Science. That is what this movie is really about. Using smart-words to make the bullshit they are slinging sound slightly less plausible than the nonsense spewed by Flat-Earthers. An absurd amount of time is spent trying to explain everything we are seeing in a movie featuring giant mythical creatures trying to eat people, including that the reason the Meg stayed below the cloud was because the cloud was cold. We do not care and, holy crap, that might be the dumbest possible explanation short of the Meg being cross-eyed. Update – the Meg is not cross-eyed. Bring on the blood bath. Wait, you are right – my son is there. Bring on the not-too-much-blood bath.

After the Meg discovers the permeability of clouds, it races to the surface of the ocean and does not immediately die of the bends. Also, neither do any humans. The Meg starts destroying boats, as sharks do, so the humans decide the best course of action is to jump on a boat and chase it. This chase goes on until the end of the film, as well as through the most crowded beach and waterfront you will ever see (imagine seven thousand people in inner tubes, all touching) until Statham slashes the Meg in the stomach with his submarine, then pokes the Meg in the eye.

The Meg

Like that game where you try to fit as many Skittles in your mouth as possible.

As terrible as this movie was, I was primarily concerned with keeping an eye on my son rather than my eye on the screen.
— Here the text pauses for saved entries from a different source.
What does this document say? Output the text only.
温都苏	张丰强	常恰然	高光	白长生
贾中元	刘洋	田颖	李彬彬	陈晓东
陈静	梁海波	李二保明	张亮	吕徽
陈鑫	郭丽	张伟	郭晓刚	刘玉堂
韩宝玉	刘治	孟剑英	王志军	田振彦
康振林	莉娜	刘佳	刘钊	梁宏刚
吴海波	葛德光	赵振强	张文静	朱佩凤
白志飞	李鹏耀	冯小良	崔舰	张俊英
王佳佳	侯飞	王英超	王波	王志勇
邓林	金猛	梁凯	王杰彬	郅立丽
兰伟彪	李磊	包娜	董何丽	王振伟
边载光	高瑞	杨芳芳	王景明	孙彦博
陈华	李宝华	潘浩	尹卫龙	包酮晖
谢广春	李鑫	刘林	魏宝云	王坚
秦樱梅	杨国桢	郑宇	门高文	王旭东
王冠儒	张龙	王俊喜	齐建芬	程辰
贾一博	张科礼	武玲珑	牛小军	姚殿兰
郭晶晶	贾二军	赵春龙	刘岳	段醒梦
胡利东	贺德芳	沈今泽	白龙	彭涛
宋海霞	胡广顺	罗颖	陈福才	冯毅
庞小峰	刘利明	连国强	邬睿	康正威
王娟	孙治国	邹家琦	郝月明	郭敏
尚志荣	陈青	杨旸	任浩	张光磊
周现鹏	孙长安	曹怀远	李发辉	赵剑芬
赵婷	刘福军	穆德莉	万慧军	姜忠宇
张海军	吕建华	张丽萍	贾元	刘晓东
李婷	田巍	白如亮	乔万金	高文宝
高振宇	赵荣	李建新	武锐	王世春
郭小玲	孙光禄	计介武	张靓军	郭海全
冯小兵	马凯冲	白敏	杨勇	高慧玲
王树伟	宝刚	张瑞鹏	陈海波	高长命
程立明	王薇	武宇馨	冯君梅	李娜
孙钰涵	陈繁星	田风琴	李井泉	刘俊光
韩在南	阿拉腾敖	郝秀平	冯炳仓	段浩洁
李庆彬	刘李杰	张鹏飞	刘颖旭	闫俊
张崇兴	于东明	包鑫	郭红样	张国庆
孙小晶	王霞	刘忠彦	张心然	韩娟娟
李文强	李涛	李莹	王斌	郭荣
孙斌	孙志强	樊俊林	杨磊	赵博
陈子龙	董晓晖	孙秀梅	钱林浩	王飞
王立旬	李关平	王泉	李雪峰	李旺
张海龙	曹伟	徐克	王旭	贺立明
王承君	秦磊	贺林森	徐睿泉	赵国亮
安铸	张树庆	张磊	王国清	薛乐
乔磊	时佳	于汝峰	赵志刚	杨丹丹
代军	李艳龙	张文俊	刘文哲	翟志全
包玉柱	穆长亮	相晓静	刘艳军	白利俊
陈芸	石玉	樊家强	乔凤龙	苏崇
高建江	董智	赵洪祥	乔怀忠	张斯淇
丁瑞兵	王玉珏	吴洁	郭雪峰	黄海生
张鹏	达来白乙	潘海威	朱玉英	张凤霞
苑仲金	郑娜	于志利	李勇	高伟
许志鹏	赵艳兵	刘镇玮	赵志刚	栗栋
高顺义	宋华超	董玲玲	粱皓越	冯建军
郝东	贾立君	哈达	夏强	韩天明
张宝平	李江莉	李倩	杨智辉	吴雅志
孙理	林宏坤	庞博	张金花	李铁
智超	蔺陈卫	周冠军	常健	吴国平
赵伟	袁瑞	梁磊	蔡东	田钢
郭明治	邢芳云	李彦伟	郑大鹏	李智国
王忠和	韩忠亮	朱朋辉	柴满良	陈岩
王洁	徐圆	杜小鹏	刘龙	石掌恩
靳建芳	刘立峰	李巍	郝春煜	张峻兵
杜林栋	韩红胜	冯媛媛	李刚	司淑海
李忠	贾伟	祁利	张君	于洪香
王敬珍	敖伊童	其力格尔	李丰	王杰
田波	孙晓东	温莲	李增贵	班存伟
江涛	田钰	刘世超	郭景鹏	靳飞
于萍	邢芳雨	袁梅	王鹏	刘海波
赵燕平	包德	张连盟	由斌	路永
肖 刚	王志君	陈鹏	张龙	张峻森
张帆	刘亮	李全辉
Had we been in a non-Earth-shattering-sound theater, I would have been less concerned, but my son spent age four and five covering his ears around toilets that flushed loudly. Like most six-year olds, he hates loud sounds (except the ones coming from his own mouth – what is that about, anyway?) and scares easy. I asked how he was doing at every worrisome moment in the film (there were maybe five) and I was prepared to walk out of the theater if he gave me a thumbs down. In short, we saw the whole film and I am definitely more scarred from it than he. Now I just need to scoop up the rest of my grey matter before I get the bends.

Rating: Don’t ask for any money back because you already set it on fire.